Gli chiediamo se il fatto di entrare nella ripresa gli faciliti un po’ il compito, dato che trova avversari giocoforza meno freschi, oppure se preferisca comunque giocare dal primo minuto? “Ogni giocatore ritengo preferisca giocare dall’inizio. Ma mi va bene anche entrare a gara in corso. Sono decisioni che spettano al mister. Io devo solo pensare a farmi trovare sempre pronto quando chiamato in causa. Se domani mi aspetto di giocare? “La nostra è una rosa ampia. Siamo tutti importanti ma nessuno indispensabile. Se giocherò, bene, altrimenti sono certo che chi scenderà in campo sarà comunque all’altezza”.

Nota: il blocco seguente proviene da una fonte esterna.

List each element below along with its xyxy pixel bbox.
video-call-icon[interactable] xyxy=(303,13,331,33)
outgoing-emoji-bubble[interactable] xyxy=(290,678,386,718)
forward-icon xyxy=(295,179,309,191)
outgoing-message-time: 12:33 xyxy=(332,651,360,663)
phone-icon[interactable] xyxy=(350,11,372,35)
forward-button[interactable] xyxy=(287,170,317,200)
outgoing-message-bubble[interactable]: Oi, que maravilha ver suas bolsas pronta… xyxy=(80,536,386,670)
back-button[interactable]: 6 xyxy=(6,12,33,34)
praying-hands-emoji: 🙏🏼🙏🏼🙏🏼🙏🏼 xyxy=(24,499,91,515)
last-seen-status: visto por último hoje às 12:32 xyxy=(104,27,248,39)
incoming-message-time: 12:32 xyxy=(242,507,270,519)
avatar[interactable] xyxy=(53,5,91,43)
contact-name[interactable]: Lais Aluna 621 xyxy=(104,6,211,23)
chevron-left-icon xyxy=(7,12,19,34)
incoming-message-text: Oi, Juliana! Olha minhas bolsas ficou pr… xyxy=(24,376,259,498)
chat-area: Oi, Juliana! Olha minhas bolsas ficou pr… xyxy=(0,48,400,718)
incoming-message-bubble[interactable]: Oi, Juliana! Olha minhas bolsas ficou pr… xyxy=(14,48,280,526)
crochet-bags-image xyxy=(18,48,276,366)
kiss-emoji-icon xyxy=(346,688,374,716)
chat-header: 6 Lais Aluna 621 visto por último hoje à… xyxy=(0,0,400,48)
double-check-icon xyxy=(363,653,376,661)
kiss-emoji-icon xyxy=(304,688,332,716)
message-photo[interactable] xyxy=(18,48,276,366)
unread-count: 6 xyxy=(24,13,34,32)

Dall’esito di questa sfida di ritorno con l’Isola Capo Rizzuto potrebbero dipendere le scelte da fare nel mercato dicembrino. “Ci stiamo guardando attorno a 360 gradi, - afferma il direttore generale Antonio Morelli -  anche se non abbiamo ancora deciso con certezza come e dove eventualmente intervenire.  Passare questo turno di coppa vorrebbe dire giocare un numero maggiore di partite da qui alla fine della stagione, e quindi servirebbe aggiungere qualche altra pedina. Sono sempre convinto che la nostra sia una rosa adeguata ed all’altezza. D’altronde stiamo facendo bene da un bel po’ di tempo a questa parte. Se, tuttavia, dovessimo ritenere che qualcuno possa fare bene alla nostra causa, saremo pronti ad intervenire”.

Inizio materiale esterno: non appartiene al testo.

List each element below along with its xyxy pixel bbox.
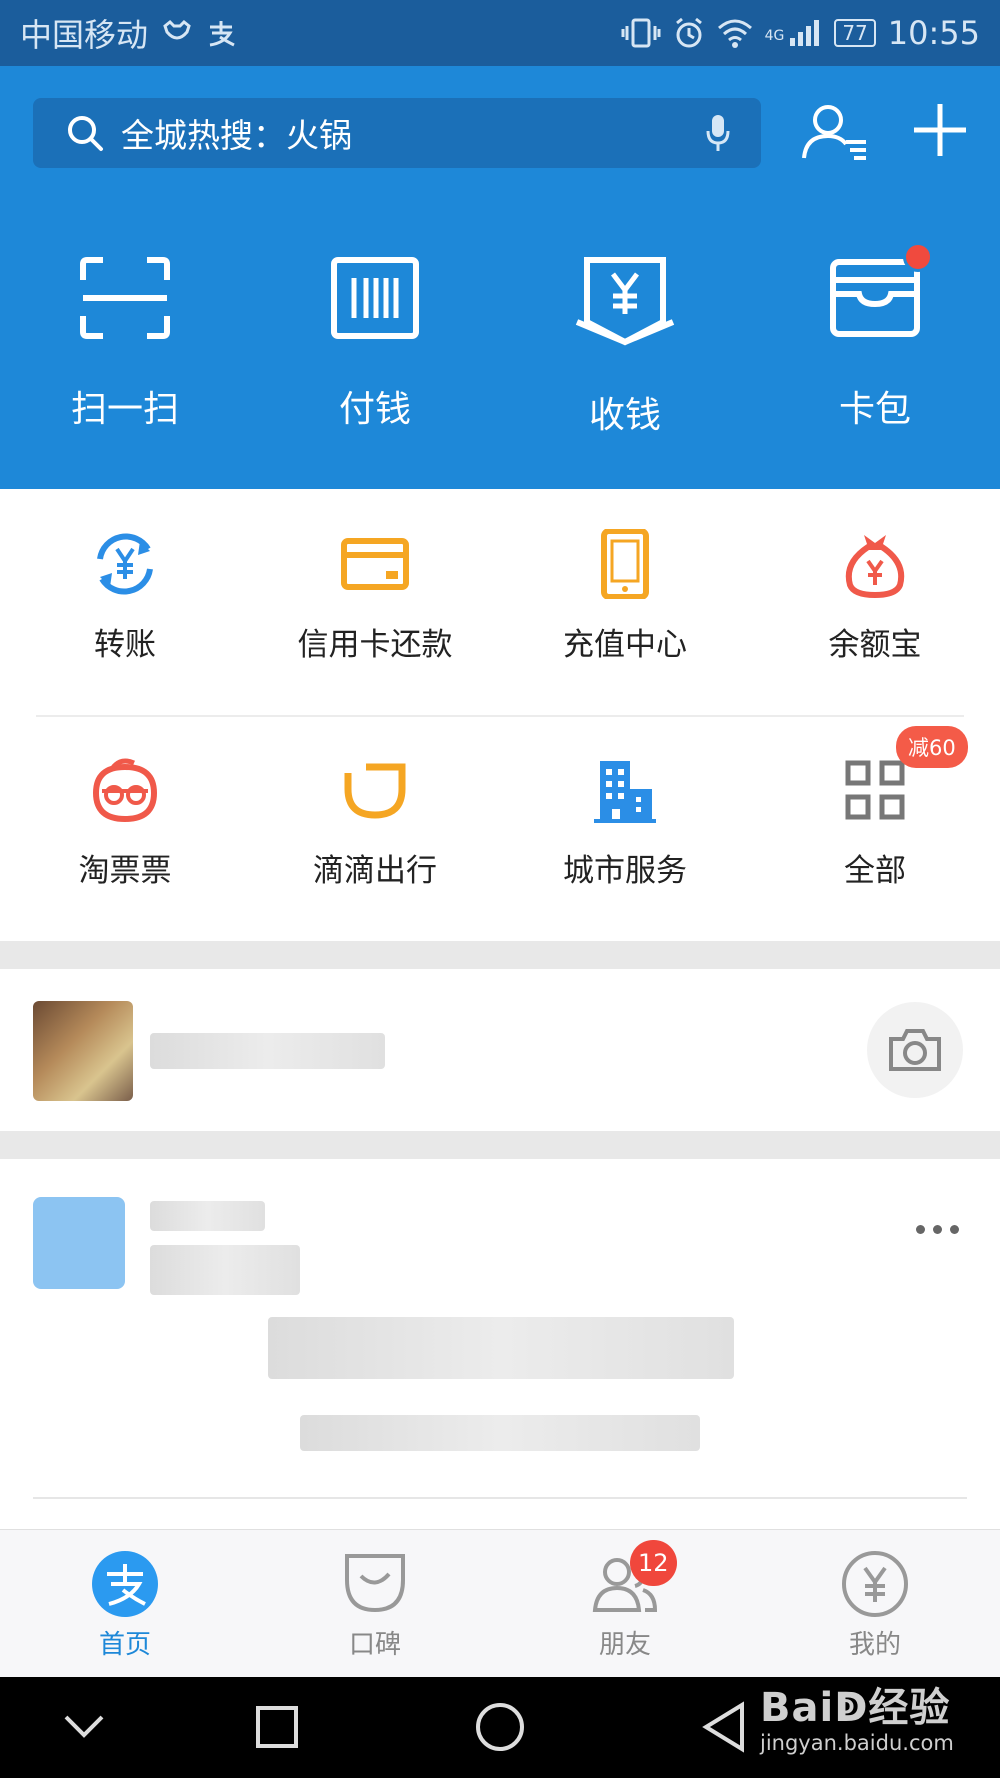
search-icon xyxy=(68,116,103,151)
blurred-title xyxy=(150,1201,265,1231)
more-options-icon[interactable] xyxy=(916,1225,959,1234)
notification-dot xyxy=(903,242,933,272)
clock: 10:55 xyxy=(887,14,980,52)
camera-icon xyxy=(889,1029,941,1071)
topup-center-button[interactable]: 充值中心 xyxy=(500,489,750,715)
service-grid: 转账 信用卡还款 充值中心 余额宝 淘票票 滴滴出行 城市服务 全部 减60 xyxy=(0,489,1000,941)
card-divider xyxy=(33,1497,967,1499)
pay-button[interactable]: 付钱 xyxy=(250,256,500,438)
topup-label: 充值中心 xyxy=(563,627,687,663)
city-services-button[interactable]: 城市服务 xyxy=(500,715,750,941)
transfer-label: 转账 xyxy=(94,627,156,663)
carrier-label: 中国移动 xyxy=(20,16,149,54)
yuebao-button[interactable]: 余额宝 xyxy=(750,489,1000,715)
camera-button[interactable] xyxy=(867,1002,963,1098)
tab-mine-label: 我的 xyxy=(848,1630,901,1660)
vibrate-icon xyxy=(621,18,661,48)
watermark-main: Baiↁ经验 xyxy=(760,1685,951,1731)
back-triangle-icon[interactable] xyxy=(702,1701,748,1753)
card-wallet-label: 卡包 xyxy=(838,389,911,430)
alipay-home-icon xyxy=(92,1551,158,1617)
signal-icon xyxy=(790,20,820,46)
status-left: 中国移动 xyxy=(20,10,236,56)
grid-all-icon xyxy=(845,760,905,820)
taopiaopiao-icon xyxy=(92,758,158,823)
chevron-down-icon[interactable] xyxy=(62,1709,106,1745)
pay-label: 付钱 xyxy=(338,389,411,430)
credit-card-icon xyxy=(341,538,409,590)
top-actions: 扫一扫 付钱 收钱 卡包 xyxy=(0,256,1000,438)
blurred-subtitle xyxy=(150,1245,300,1295)
didi-icon xyxy=(344,759,406,819)
search-placeholder: 全城热搜：火锅 xyxy=(121,116,352,155)
discount-badge: 减60 xyxy=(896,726,968,768)
alarm-icon xyxy=(675,17,702,48)
tab-mine[interactable]: 我的 xyxy=(750,1530,1000,1677)
service-row-1: 转账 信用卡还款 充值中心 余额宝 xyxy=(0,489,1000,715)
alipay-notification-icon xyxy=(209,21,235,47)
blurred-body xyxy=(268,1317,734,1379)
didi-button[interactable]: 滴滴出行 xyxy=(250,715,500,941)
receive-money-icon xyxy=(575,257,675,346)
scan-label: 扫一扫 xyxy=(70,389,179,430)
battery-indicator: 77 xyxy=(834,19,876,47)
tab-koubei-label: 口碑 xyxy=(348,1630,401,1660)
section-gap xyxy=(0,1131,1000,1159)
taopiaopiao-label: 淘票票 xyxy=(78,853,172,889)
transfer-icon xyxy=(97,533,153,595)
section-gap xyxy=(0,941,1000,969)
scan-button[interactable]: 扫一扫 xyxy=(0,256,250,438)
transfer-button[interactable]: 转账 xyxy=(0,489,250,715)
header: 全城热搜：火锅 扫一扫 付钱 收钱 卡包 xyxy=(0,66,1000,489)
service-row-2: 淘票票 滴滴出行 城市服务 全部 xyxy=(0,715,1000,941)
credit-card-repay-button[interactable]: 信用卡还款 xyxy=(250,489,500,715)
tab-koubei[interactable]: 口碑 xyxy=(250,1530,500,1677)
plus-icon[interactable] xyxy=(912,102,968,158)
watermark-sub: jingyan.baidu.com xyxy=(760,1731,954,1755)
card-wallet-icon xyxy=(830,259,920,337)
receive-label: 收钱 xyxy=(588,395,661,436)
koubei-icon xyxy=(345,1554,405,1613)
money-bag-icon xyxy=(845,535,905,599)
card-wallet-button[interactable]: 卡包 xyxy=(750,256,1000,438)
app-icon xyxy=(33,1197,125,1289)
feed-card-status[interactable] xyxy=(0,969,1000,1131)
network-type: 4G xyxy=(764,28,785,44)
feed-card-message[interactable] xyxy=(0,1159,1000,1529)
taopiaopiao-button[interactable]: 淘票票 xyxy=(0,715,250,941)
microphone-icon[interactable] xyxy=(705,113,731,153)
baidu-watermark: Baiↁ经验 jingyan.baidu.com xyxy=(760,1675,954,1755)
tab-friends[interactable]: 朋友 12 xyxy=(500,1530,750,1677)
city-building-icon xyxy=(594,761,656,823)
recent-apps-icon[interactable] xyxy=(255,1705,299,1749)
home-circle-icon[interactable] xyxy=(474,1701,526,1753)
yuan-circle-icon xyxy=(842,1551,908,1617)
tab-home-label: 首页 xyxy=(98,1630,151,1660)
friends-badge: 12 xyxy=(630,1540,677,1586)
blurred-body xyxy=(300,1415,700,1451)
tab-friends-label: 朋友 xyxy=(598,1630,651,1660)
barcode-icon xyxy=(331,257,419,339)
didi-label: 滴滴出行 xyxy=(313,853,437,889)
city-services-label: 城市服务 xyxy=(563,853,687,889)
receive-button[interactable]: 收钱 xyxy=(500,256,750,438)
yuebao-label: 余额宝 xyxy=(828,627,922,663)
avatar[interactable] xyxy=(33,1001,133,1101)
status-right: 4G 77 10:55 xyxy=(621,14,980,52)
credit-card-label: 信用卡还款 xyxy=(297,627,453,663)
all-services-label: 全部 xyxy=(844,853,906,889)
contacts-icon[interactable] xyxy=(800,102,870,162)
status-bar: 中国移动 4G 77 10:55 xyxy=(0,0,1000,66)
search-bar[interactable]: 全城热搜：火锅 xyxy=(33,98,761,168)
wifi-icon xyxy=(717,19,752,48)
blurred-text xyxy=(150,1033,385,1069)
phone-topup-icon xyxy=(601,529,649,599)
tab-bar: 首页 口碑 朋友 12 我的 xyxy=(0,1529,1000,1677)
tab-home[interactable]: 首页 xyxy=(0,1530,250,1677)
scan-icon xyxy=(80,257,170,339)
app-notification-icon xyxy=(163,20,191,40)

In avanti, la sensazione è che molto dipenderà dai tempi di recupero di Aleksiev. “Con lui mi sento quasi quotidianamente, dovrebbe essere di nuovo qua sabato 12. Ha infatti preferito tornare in Bulgaria per curarsi dove ha un suo staff di fiducia visto che militava in un club della massima serie. Ci ha chiesto tale cortesia e gliel’abbiamo concessa. Dal punto di vista medico – conclude il diggì vigorino - dovrebbe essere ormai recuperato, ma ovviamente bisognerà fargli ritrovare la migliore condizione atletica”.